Committees and Volunteer Groups
Committee and volunteer groups provide insights into special activities and projects. Members serve on a rotating basis as volunteers in groups for which they have relevant experience. Groups take many forms, ranging from committees to task forces to working groups, and cover a plethora of initiatives, including, but not limited to
- Planning the Annual Meeting;
- Guiding government relations efforts;
- Advising on membership activities; and
- Selecting individuals for special awards.
Volunteer groups are open to all members. Learn more about Committee Opportunities.
ASCO Volunteer Corps
ASCO launched the new ASCO Volunteer Corps at the 2017 ASCO Annual Meeting. Past President, Dr. Daniel F. Hayes, MD, FACP, FASCO, in conjunction with ASCO leadership, created the Volunteer Corps to expand the existing volunteer program, and engage the diverse perspectives across the membership to ensure that members interested in volunteering are able to find opportunities that fit their interest and available time commitment.
Examples of Volunteer Corps opportunities include
- Providing member-user insight to existing and new technology solutions (websites, apps, etc.)
- Writing for the ASCO Daily News and ASCO Connection
- Reviewing manuscripts for ASCO’s Journals
The Volunteer Corps is open to all members.

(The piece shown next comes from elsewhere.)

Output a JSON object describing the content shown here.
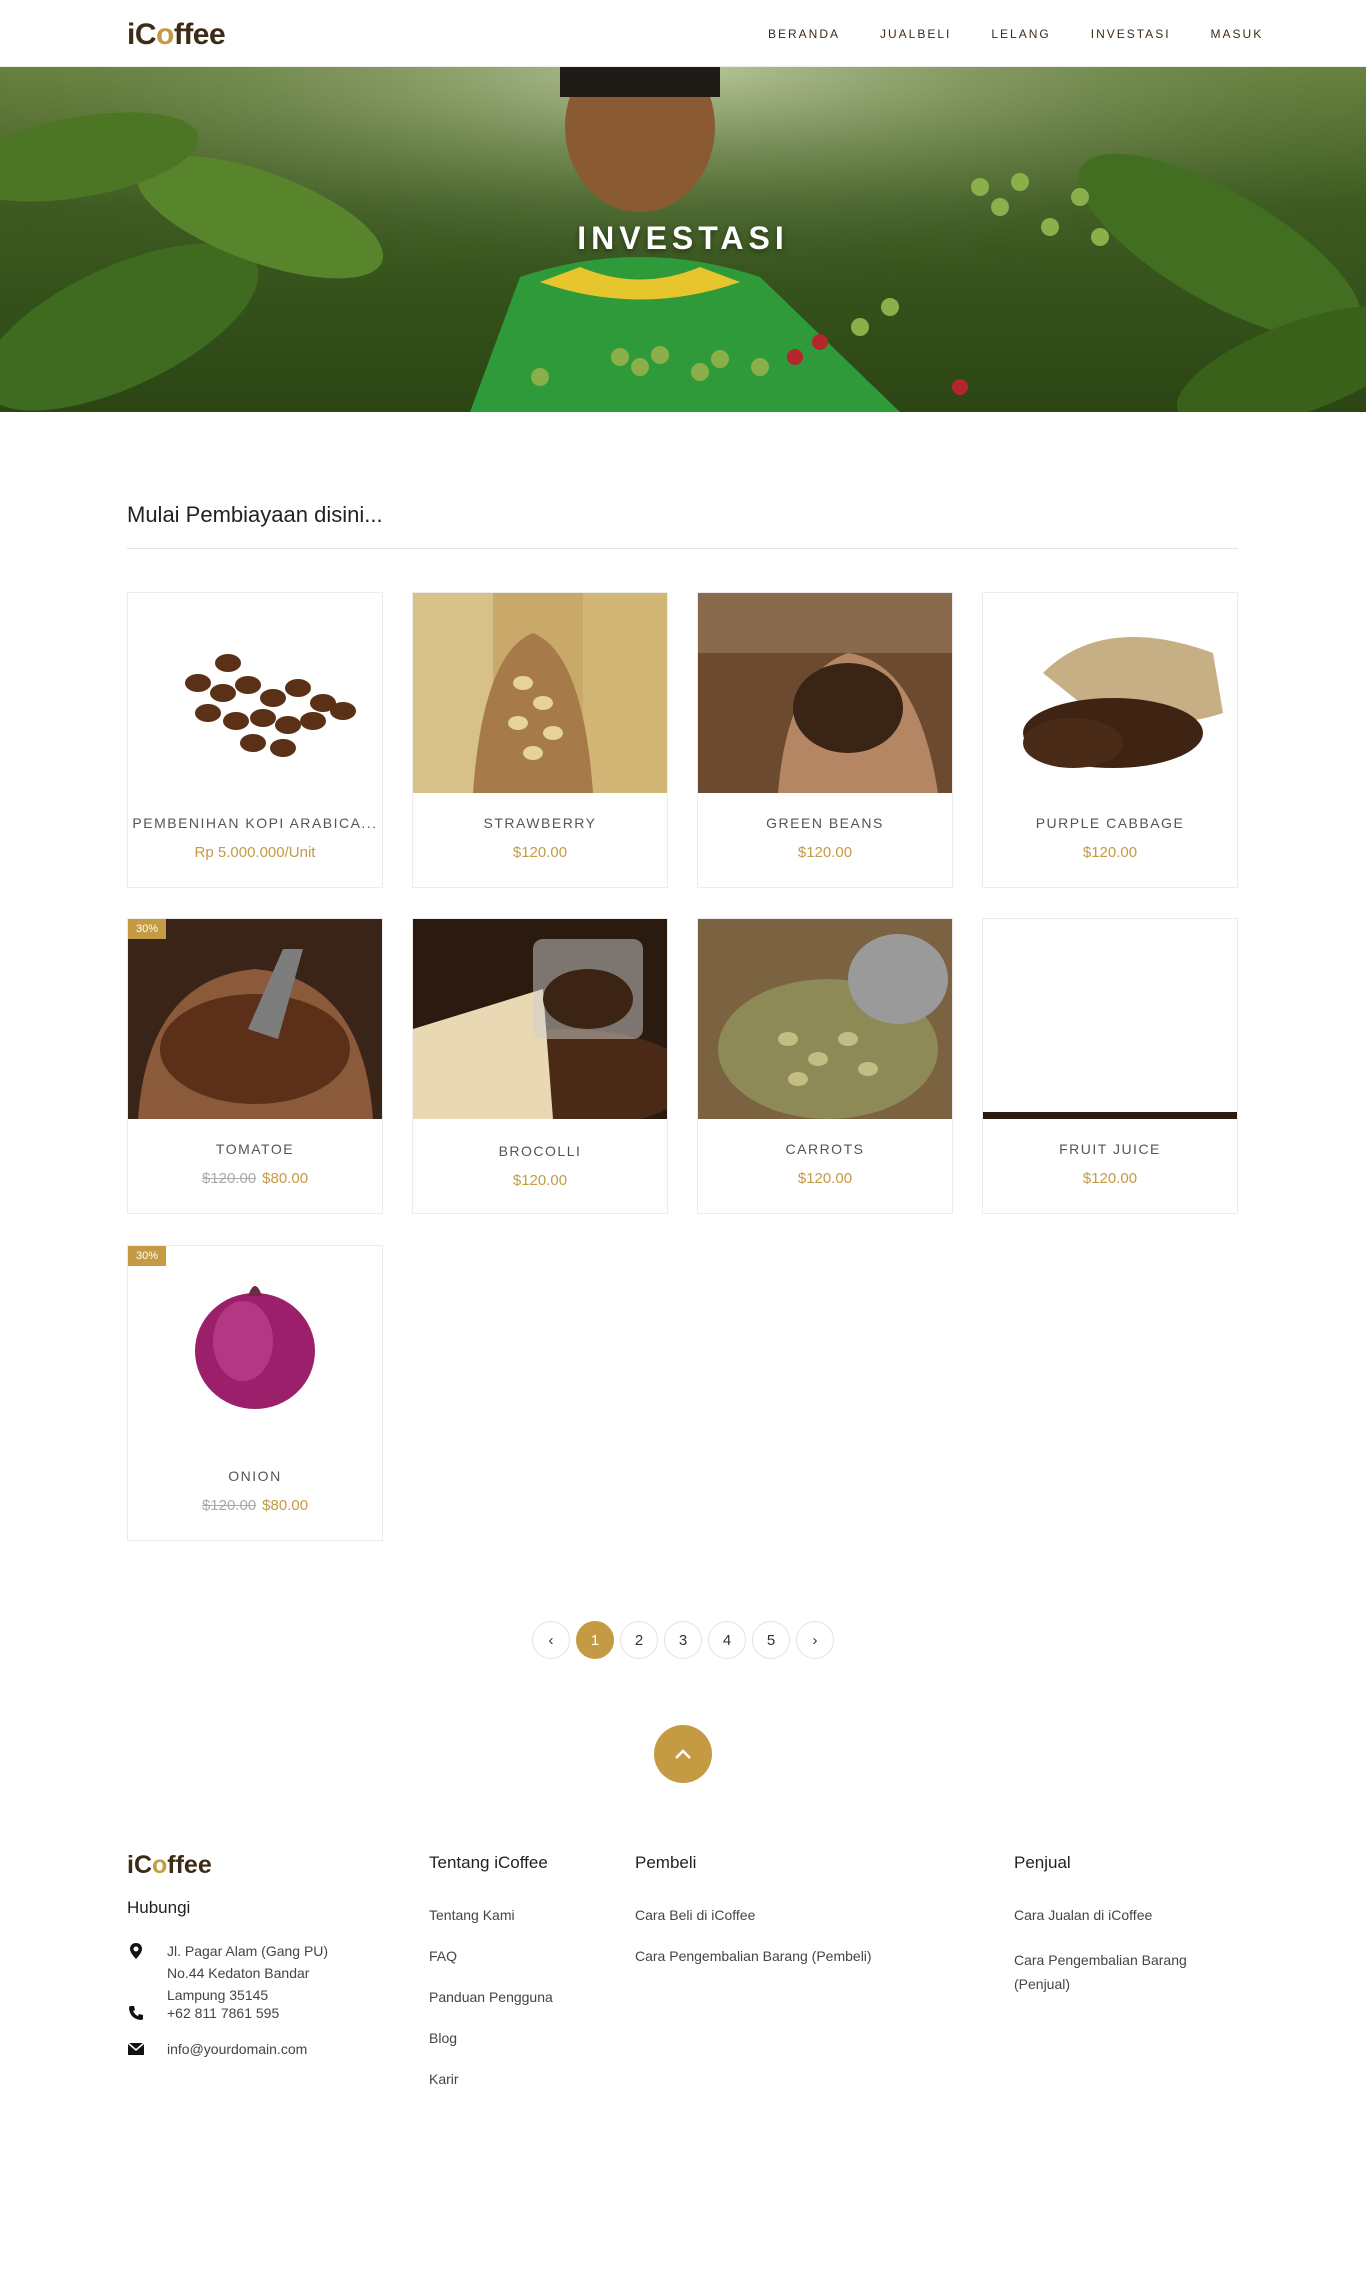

Learn more about the ASCO Volunteer Corps.
Conflict of Interest (COI) Policy
ASCO regards the management of potential conflicts of interest as paramount to the integrity of ASCO’s programs, products and services. As a continuing education provider accredited with commendation by the Accreditation Council for Continuing Medical Education (ACCME), and an original signatory to the Council of Medical Specialty Societies’ Code for Interactions with Companies, ASCO strives for independence, objectivity, transparency, and scientific rigor in all its activities through appropriate disclosure and management of financial relationships, among other things. The ASCO Policy for Relationships with Companies (COI Policy) was developed to help guide the management of potential conflicts, primarily through disclosure of all financial relationships that might result in actual, potential, or perceived conflicts of interest. ASCO’s COI Policy was first published in 1994 and was subsequently updated in July 1996, November 2002, March 2005, April 2013, and January 2017.

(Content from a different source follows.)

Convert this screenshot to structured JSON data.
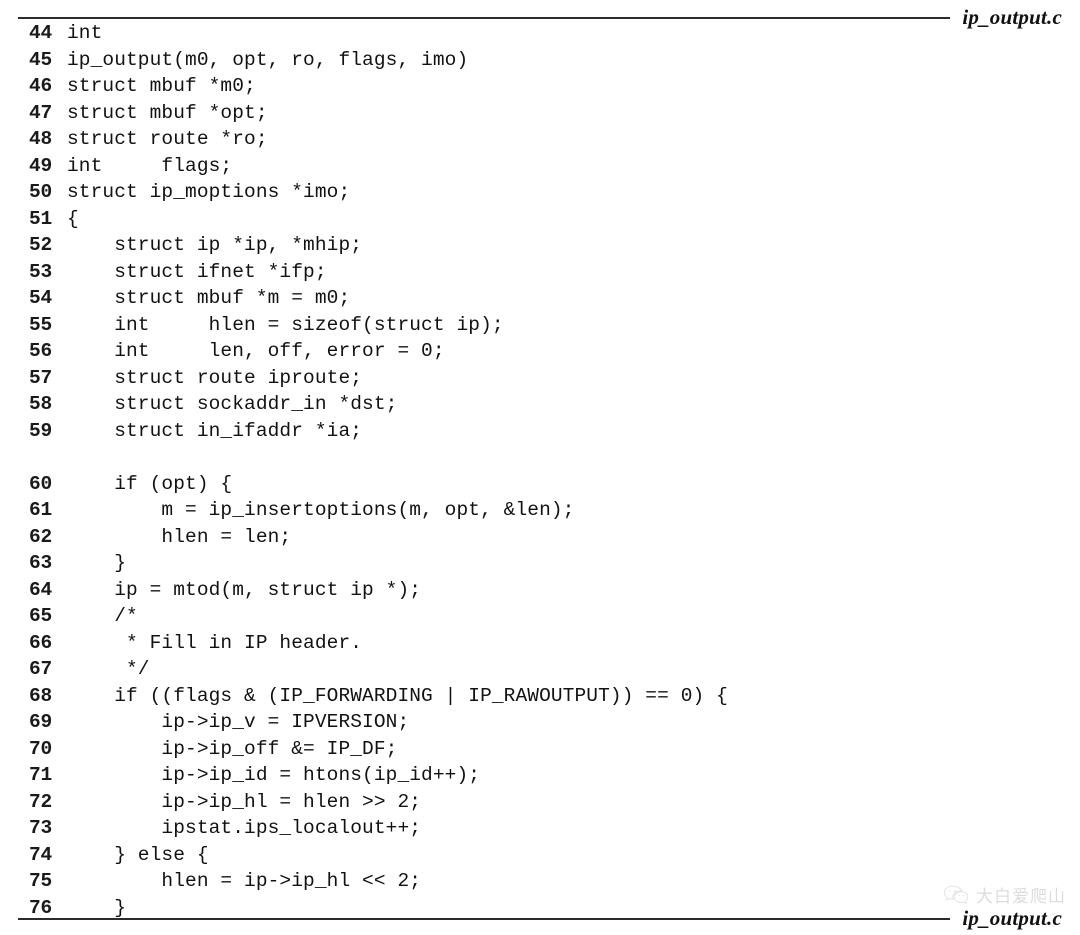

ASCO requires participants in its activities—and all Board of Directors and committee members—to disclose all of their financial relationships with for-profit health care companies. ASCO’s Policy is not intended to create a presumption of impropriety based on the existence of financial relationships with companies, rather the goal is to achieve full transparency through the disclosure of those relationships. Although the ASCO Policy relies primarily on disclosure of financial relationships, it also recognizes that some relationships cannot be managed with disclosure alone and identifies additional management steps in this case.